Paleontologists routinely resurrect and sequence DNA from woolly mammoths and other long-extinct species. Future paleontologists, or librarians, may do much the same to pull up Shakespeare’s sonnets, listen to Martin Luther King Jr.’s “I have a dream” speech, or view photos. Researchers in the United Kingdom report today that they’ve encoded these works and others in DNA and later sequenced the genetic material to reconstruct the written, audio, and visual information.
The new work isn’t the first example of large-scale storage of digital information in DNA. Last year, researchers led by bioengineers Sriram Kosuri and George Church of Harvard Medical School reported that they stored a copy of one of Church’s books in DNA, among other things, at a density of about 700 terabits per gram, more than six orders of magnitude more dense than conventional data storage on a computer hard disk. Now, researchers led by molecular biologists Nick Goldman and Ewan Birney of the European Bioinformatics Institute (EBI) in Hinxton, U.K., report online today in Nature that they’ve improved the DNA encoding scheme to raise that storage density to a staggering 2.2 petabytes per gram, three times the previous effort.

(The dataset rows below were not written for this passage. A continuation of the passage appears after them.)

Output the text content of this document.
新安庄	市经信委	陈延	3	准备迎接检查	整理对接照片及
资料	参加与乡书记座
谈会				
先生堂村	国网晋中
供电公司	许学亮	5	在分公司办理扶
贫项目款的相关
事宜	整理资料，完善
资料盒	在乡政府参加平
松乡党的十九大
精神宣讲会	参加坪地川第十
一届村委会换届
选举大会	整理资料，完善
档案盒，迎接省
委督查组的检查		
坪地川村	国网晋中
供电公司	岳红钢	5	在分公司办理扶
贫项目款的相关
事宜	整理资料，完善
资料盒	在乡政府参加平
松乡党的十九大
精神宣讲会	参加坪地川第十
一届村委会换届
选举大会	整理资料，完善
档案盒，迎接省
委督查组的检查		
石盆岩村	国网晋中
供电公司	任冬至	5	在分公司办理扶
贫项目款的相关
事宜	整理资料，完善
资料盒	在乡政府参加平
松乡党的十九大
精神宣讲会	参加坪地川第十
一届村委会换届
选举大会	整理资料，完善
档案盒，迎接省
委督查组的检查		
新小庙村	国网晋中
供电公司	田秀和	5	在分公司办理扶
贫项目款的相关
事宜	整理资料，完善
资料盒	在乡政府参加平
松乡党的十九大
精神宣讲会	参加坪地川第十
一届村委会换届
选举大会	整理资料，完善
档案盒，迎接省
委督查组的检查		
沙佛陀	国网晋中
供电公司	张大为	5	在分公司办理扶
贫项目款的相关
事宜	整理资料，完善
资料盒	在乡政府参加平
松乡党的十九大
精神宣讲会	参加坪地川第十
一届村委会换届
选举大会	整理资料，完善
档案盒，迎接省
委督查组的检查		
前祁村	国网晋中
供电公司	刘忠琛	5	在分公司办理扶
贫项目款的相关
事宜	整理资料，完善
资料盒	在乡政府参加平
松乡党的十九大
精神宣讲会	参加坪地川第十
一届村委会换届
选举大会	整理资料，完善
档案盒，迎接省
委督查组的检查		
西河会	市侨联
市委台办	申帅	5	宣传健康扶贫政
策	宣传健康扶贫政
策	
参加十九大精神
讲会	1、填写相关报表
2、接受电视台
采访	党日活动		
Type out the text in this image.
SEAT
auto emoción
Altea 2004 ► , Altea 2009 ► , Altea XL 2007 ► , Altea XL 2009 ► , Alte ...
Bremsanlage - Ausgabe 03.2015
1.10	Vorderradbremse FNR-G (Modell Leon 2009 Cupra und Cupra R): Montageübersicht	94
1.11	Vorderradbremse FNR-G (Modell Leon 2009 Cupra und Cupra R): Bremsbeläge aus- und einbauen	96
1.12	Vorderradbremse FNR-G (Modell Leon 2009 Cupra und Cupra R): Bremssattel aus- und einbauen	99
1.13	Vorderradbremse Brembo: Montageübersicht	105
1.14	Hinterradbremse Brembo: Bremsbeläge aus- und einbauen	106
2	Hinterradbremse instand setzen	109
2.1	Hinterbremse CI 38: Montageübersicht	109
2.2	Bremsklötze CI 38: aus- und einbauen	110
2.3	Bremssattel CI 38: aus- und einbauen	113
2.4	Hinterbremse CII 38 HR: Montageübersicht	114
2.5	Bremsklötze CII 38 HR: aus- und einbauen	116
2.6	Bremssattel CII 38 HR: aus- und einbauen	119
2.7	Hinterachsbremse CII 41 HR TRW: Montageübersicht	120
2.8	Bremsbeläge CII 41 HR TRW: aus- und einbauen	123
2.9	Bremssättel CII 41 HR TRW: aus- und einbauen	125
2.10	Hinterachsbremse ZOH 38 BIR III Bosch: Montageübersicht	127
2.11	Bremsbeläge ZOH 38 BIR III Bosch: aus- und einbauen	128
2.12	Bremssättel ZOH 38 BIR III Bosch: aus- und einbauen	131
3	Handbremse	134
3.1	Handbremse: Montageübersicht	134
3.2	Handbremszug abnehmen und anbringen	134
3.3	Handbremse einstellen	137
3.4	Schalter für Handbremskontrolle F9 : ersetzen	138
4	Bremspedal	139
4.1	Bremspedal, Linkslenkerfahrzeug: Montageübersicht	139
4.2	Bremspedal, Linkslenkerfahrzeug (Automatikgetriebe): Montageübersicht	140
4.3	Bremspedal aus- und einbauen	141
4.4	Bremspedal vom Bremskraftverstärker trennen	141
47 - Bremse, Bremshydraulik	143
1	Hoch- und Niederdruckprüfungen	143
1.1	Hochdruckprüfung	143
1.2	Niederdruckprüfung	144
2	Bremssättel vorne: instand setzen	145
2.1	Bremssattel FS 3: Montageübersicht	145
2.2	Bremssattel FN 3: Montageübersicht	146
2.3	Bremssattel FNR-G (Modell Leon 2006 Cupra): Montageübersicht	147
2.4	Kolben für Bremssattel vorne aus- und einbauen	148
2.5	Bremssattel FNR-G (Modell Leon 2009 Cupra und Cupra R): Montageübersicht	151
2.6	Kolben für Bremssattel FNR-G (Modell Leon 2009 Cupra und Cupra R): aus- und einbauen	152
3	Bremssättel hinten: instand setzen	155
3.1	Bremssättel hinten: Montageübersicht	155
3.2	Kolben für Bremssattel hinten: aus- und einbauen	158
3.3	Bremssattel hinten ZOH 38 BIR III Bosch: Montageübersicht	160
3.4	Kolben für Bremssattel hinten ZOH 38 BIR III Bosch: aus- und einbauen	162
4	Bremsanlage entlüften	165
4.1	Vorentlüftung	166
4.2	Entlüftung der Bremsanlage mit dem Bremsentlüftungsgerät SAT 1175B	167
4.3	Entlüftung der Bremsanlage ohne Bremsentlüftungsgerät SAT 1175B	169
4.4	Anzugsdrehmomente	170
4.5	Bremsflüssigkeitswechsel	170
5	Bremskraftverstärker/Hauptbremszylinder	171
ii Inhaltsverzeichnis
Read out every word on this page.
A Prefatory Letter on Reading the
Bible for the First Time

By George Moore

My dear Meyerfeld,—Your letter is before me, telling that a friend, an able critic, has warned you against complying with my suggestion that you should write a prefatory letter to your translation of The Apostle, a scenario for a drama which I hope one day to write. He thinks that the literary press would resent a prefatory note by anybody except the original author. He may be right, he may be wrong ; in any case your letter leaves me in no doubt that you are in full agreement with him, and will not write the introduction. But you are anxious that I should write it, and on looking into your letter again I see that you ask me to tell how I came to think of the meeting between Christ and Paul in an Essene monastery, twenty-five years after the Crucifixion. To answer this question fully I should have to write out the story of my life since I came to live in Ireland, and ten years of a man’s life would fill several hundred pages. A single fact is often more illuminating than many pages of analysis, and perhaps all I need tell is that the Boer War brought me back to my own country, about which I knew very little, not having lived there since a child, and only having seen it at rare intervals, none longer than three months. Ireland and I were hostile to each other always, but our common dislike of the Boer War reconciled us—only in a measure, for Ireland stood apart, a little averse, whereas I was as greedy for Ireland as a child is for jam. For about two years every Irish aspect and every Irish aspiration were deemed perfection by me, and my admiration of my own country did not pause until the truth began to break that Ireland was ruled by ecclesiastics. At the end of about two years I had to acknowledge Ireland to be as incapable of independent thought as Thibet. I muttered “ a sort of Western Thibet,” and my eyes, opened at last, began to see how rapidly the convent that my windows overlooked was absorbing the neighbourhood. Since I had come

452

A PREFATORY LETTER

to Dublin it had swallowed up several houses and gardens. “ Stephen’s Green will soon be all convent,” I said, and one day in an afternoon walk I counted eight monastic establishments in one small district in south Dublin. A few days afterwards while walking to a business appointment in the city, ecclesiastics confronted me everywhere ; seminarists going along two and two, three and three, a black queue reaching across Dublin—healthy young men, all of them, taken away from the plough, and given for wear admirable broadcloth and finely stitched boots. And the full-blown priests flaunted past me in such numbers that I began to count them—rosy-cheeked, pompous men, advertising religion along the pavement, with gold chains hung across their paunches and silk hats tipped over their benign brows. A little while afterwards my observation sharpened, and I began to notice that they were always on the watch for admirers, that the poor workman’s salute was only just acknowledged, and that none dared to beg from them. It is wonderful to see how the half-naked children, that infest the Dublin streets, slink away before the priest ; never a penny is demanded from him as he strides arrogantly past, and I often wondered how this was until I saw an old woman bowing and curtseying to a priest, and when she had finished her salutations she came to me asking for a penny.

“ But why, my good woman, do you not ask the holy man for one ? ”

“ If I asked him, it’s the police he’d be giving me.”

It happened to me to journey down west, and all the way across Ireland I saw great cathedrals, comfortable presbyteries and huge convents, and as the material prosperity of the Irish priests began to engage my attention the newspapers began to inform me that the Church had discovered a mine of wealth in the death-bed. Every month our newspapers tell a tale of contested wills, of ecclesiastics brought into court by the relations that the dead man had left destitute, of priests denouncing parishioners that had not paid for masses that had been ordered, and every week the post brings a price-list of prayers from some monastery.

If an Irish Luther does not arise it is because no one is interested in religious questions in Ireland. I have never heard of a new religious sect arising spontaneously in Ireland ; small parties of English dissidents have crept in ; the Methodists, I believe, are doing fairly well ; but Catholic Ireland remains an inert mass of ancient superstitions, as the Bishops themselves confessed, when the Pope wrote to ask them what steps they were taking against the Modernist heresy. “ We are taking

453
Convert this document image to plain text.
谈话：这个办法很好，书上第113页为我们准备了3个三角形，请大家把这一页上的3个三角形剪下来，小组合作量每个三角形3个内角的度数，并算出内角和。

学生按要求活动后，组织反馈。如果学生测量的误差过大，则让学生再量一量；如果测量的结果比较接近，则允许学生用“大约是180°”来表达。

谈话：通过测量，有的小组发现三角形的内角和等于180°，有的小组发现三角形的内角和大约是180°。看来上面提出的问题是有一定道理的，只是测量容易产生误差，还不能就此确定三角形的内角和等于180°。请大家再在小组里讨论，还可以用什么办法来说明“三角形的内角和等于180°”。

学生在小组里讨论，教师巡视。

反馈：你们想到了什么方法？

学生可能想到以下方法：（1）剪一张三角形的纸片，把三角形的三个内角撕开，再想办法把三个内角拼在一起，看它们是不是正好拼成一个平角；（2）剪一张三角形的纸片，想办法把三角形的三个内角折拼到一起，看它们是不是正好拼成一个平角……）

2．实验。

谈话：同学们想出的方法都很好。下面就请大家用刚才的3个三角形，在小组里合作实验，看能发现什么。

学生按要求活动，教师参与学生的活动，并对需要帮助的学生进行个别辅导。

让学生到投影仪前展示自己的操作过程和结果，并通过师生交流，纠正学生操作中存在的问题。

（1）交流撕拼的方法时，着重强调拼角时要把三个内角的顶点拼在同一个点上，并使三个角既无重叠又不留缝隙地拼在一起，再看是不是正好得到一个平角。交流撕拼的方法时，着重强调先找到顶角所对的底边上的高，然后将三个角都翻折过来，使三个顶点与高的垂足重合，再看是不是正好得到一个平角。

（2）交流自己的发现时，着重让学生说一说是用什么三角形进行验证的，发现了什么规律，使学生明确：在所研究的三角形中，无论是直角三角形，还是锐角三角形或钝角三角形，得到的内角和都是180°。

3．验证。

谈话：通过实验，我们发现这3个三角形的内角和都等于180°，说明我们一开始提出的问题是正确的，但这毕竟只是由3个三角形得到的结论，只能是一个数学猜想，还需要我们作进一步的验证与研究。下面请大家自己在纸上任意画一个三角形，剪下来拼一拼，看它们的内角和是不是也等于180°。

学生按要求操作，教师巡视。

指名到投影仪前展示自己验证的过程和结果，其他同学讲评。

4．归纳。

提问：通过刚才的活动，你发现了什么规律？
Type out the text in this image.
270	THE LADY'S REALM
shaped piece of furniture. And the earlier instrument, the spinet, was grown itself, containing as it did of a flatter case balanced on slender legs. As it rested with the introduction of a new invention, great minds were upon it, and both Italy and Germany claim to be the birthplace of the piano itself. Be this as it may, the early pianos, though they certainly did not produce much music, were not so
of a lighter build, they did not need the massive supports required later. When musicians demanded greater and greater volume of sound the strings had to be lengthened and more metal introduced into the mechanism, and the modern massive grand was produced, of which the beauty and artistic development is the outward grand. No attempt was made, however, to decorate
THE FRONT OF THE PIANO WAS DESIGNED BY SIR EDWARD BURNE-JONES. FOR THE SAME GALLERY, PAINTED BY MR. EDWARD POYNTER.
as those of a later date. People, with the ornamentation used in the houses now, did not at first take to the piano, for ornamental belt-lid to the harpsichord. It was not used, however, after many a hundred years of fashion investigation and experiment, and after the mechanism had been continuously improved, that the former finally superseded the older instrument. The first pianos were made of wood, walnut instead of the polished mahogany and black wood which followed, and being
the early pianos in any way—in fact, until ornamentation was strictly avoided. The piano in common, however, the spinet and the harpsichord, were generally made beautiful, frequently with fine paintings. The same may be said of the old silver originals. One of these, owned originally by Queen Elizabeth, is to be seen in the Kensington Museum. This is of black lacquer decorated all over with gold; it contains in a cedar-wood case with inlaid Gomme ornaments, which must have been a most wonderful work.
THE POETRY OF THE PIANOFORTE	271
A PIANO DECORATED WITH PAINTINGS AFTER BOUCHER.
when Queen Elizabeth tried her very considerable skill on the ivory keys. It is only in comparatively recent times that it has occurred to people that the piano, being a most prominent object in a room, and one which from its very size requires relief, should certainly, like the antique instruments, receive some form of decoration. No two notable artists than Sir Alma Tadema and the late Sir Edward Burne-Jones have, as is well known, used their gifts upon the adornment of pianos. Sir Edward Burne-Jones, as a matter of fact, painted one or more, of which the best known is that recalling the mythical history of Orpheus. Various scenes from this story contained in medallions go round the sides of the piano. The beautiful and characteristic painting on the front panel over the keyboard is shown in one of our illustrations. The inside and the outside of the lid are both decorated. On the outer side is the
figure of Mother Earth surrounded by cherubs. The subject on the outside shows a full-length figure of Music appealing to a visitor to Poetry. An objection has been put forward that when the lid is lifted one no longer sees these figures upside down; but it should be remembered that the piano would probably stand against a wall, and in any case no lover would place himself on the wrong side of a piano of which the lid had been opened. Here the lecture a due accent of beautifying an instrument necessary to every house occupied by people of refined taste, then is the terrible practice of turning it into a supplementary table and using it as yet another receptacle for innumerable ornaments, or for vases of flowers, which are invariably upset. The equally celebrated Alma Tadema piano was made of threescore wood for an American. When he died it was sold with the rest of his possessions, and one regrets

To do so, the team first translated written words or other data into a standard binary code of 0s and 1s, and then converted this to a trinary code of 0s, 1s, and 2s—a step needed to help prevent the introduction of errors. The researchers then rewrote that data as strings of DNA’s chemical bases: As, Gs, Cs, and Ts. At the storage density achieved, a single gram of DNA would hold 2.2 million gigabits of information, or about what you can store in 468,000 DVDs. What’s more, the researchers also added an error correction scheme, encoding the information multiple times, among other tricks, to ensure that it could be read back with 100% accuracy.